Am folgenden Tage wurde in der Nachbarschaft ruchbar, daß die Tochter, welche in Katzengestalt gegangen war, plötzlich schwer krank geworden sei, so daß sie nicht aufstehen konnte. Hände und Füße waren in Lappen gewickelt, aber welcherlei Schaden sie genommen hatte, das erfuhr Niemand, da Mutter und Tochter über den bösen Vorfall schwiegen. Die Mutter aber sann Tag und Nacht auf nichts weiter, als wie sie dem Schwiegersohne und der Stieftochter Schlimmes zufügen könnte.
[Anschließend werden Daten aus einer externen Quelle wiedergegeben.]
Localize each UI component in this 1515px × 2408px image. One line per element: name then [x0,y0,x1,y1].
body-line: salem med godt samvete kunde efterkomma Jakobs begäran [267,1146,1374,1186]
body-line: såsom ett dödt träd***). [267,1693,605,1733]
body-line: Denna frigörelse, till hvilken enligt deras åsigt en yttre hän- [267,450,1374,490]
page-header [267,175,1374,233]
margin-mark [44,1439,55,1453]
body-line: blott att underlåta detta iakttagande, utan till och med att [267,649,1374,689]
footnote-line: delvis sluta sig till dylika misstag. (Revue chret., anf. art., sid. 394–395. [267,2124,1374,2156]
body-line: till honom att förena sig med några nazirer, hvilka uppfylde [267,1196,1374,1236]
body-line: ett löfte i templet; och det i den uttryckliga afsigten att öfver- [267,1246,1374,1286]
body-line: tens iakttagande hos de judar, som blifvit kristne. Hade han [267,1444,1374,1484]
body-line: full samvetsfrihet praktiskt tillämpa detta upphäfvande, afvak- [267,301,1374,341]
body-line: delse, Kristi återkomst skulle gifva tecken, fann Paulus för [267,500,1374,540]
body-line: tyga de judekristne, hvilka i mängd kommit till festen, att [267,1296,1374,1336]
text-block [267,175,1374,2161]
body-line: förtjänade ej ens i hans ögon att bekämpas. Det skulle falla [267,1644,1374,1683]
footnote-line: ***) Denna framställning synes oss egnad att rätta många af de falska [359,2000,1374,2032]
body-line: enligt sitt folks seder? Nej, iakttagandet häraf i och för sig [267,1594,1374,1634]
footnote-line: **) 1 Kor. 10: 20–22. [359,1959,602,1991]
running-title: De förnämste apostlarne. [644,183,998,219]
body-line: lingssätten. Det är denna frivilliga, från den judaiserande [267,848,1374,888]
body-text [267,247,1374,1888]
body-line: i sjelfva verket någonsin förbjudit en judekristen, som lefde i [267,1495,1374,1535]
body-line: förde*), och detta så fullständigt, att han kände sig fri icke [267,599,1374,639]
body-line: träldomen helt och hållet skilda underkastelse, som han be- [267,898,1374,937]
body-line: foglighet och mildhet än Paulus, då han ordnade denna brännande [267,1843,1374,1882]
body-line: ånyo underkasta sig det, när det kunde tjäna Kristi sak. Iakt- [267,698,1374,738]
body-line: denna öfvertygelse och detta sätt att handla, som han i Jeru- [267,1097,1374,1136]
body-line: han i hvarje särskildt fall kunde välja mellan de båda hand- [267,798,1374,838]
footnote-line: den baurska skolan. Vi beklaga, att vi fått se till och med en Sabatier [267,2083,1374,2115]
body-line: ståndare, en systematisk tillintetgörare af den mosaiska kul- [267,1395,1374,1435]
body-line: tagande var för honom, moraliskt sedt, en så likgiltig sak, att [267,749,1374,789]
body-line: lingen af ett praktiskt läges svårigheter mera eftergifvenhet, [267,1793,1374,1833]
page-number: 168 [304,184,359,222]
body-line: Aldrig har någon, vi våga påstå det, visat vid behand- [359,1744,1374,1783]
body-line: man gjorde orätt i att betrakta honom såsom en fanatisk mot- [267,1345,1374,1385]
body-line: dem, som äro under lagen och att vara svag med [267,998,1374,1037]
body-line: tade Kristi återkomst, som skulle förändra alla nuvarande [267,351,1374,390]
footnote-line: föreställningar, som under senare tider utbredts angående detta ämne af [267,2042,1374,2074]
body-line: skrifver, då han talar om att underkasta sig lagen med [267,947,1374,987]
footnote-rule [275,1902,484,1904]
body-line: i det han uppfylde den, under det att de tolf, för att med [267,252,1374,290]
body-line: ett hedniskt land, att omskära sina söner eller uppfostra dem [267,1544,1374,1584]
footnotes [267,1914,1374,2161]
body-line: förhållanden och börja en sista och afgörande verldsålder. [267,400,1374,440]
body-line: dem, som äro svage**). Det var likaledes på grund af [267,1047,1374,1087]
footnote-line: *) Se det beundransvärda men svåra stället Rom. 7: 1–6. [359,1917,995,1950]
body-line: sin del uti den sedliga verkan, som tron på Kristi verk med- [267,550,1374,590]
Sie dachte: wenn der Weise mich in ein Thier verwandelt, so wird die Sache besser gehen: ich werde ihnen die verbrannten Hände und Füße meiner Tochter mit Zinsen heimzahlen. Der Zauberer verwandelte sie in einen Hund, schlug heimlich des Schwiegersohnes Hund todt, balgte ihn ab und zog die Haut über die zum Hunde umgewandelte Mutter, so daß des Schwiegersohnes Hausgesinde das Thier für den eigenen Hund halten sollte. Aber die Kinderbeschwichtigerin war wieder schneller; sie lief auf des Schwiegersohnes Hof und sagte: »Euer Hofhund droht toll zu werden, er läuft umher und sucht Menschen und Thiere zu beißen. Drum haltet ihn fest, wenn er den Abend nach Hause kommt, legt ihm einen Strick um und schlagt ihn die Zähne aus dem Maule, schneidet ihm auch die Ohren ab, dann wird Niemand ihn zu fürchten haben.« Der Mann that nach der Zauberin Geheiß, zerschmetterte dem Hunde die Zähne mit einem Steine, schnitt ihm die Ohren glatt vom Kopfe und trieb ihn dann hinaus. Man hörte draußen noch lange das Schmerzgeheul des Hundes.
Den andern Morgen aber lag die in Hundsgestalt umgegangene Schwiegermutter schwer krank im Bette, der Mund geschwollen und blutig,[S 67] die Ohren in Tücher gewickelt. Weder Mutter noch Tochter hatten jetzt noch Lust zum dritten Male ihr Heil zu versuchen, obwohl sie im Stillen hin und her dachten, wie sie einmal dem Tochter- und Schwestermann Alles heimzahlen könnten. Sie versprachen dann dem Weisen eine sehr große Belohnung und zahlten ihm den dritten Theil als Handgeld voraus, damit er ohne ihr Zuthun selber die Züchtigung vollstrecken möge. Wohl versuchte jetzt der Weise allerlei List und Ränke, aber die zauberkundige Kinderbeschwichtigerin machte alle seine Künste zu nichte, so daß der Alte endlich froh war, nur mit heilen Gliedmaßen davon zu kommen.